A third of new childhood asthma cases could be avoided. Photo: © Shutterstock – Yuliya Evstratenko

Thousands of childhood asthma cases preventable by tackling air pollution

If the 18 countries covered by a recent study were to meet the World Health Organization (WHO) guideline for PM2.5, 67,000 new cases of childhood asthma, accounting for 11 per cent of new diagnoses, could be prevented every year.
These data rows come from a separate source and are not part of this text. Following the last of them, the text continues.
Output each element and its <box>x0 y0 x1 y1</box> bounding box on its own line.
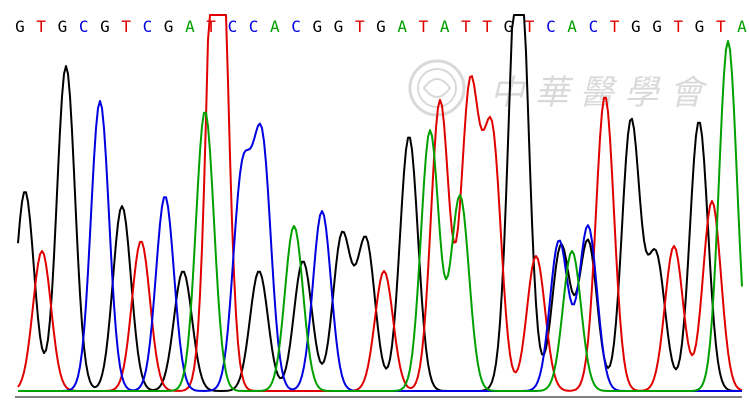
base-call-C: C <box>228 17 238 36</box>
base-call-G: G <box>504 17 514 36</box>
traces <box>17 14 743 392</box>
base-call-C: C <box>291 17 301 36</box>
base-call-G: G <box>376 17 386 36</box>
seal-icon <box>408 59 466 117</box>
base-call-A: A <box>440 17 450 36</box>
base-call-T: T <box>610 17 620 36</box>
trace-T <box>17 14 743 392</box>
base-call-T: T <box>36 17 46 36</box>
base-call-T: T <box>355 17 365 36</box>
base-call-G: G <box>312 17 322 36</box>
base-call-A: A <box>397 17 407 36</box>
base-call-C: C <box>589 17 599 36</box>
base-call-T: T <box>419 17 429 36</box>
base-call-G: G <box>58 17 68 36</box>
base-call-T: T <box>206 17 216 36</box>
base-call-G: G <box>631 17 641 36</box>
base-call-A: A <box>185 17 195 36</box>
base-call-A: A <box>567 17 577 36</box>
base-call-C: C <box>249 17 259 36</box>
base-call-A: A <box>737 17 747 36</box>
base-call-C: C <box>79 17 89 36</box>
trace-G <box>17 14 742 392</box>
watermark-text: 中 華 醫 學 會 <box>490 73 708 113</box>
trace-A <box>18 40 743 392</box>
base-call-C: C <box>143 17 153 36</box>
base-call-G: G <box>652 17 662 36</box>
base-call-C: C <box>546 17 556 36</box>
base-call-G: G <box>334 17 344 36</box>
base-call-T: T <box>482 17 492 36</box>
base-call-G: G <box>695 17 705 36</box>
base-call-G: G <box>164 17 174 36</box>
base-call-T: T <box>121 17 131 36</box>
watermark: 中 華 醫 學 會 <box>408 59 708 117</box>
base-call-T: T <box>716 17 726 36</box>
base-call-A: A <box>270 17 280 36</box>
base-call-G: G <box>15 17 25 36</box>
base-call-T: T <box>461 17 471 36</box>
base-call-G: G <box>100 17 110 36</box>
base-call-T: T <box>673 17 683 36</box>
base-call-T: T <box>525 17 535 36</box>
Even greater effects were found when the scientists set air pollution levels to the lowest ever values reported in studies – a sort of “background level”, which were recorded in Germany for PM2.5 and in Norway for NO2. The estimates suggest a third of new childhood asthma cases – around 190,000 a year – would be prevented if PM2.5 fell to such levels across the 18 countries, and 23 per cent of cases would be prevented if NO2 was reduced to its lowest recorded levels.

The current WHO guideline for PM2.5, which was adopted in 2007, is set at 10 μg/m3 as an annual mean, whereas the EU’s limit value is set much higher, at 25 μg/m3.

The 18 European countries covered in the study are Austria, Belgium, Denmark, Finland, France, Germany, Greece, Hungary, Ireland, Italy, Lithuania, the Netherlands, Norway, Portugal, Spain, Sweden, Switzerland and the UK.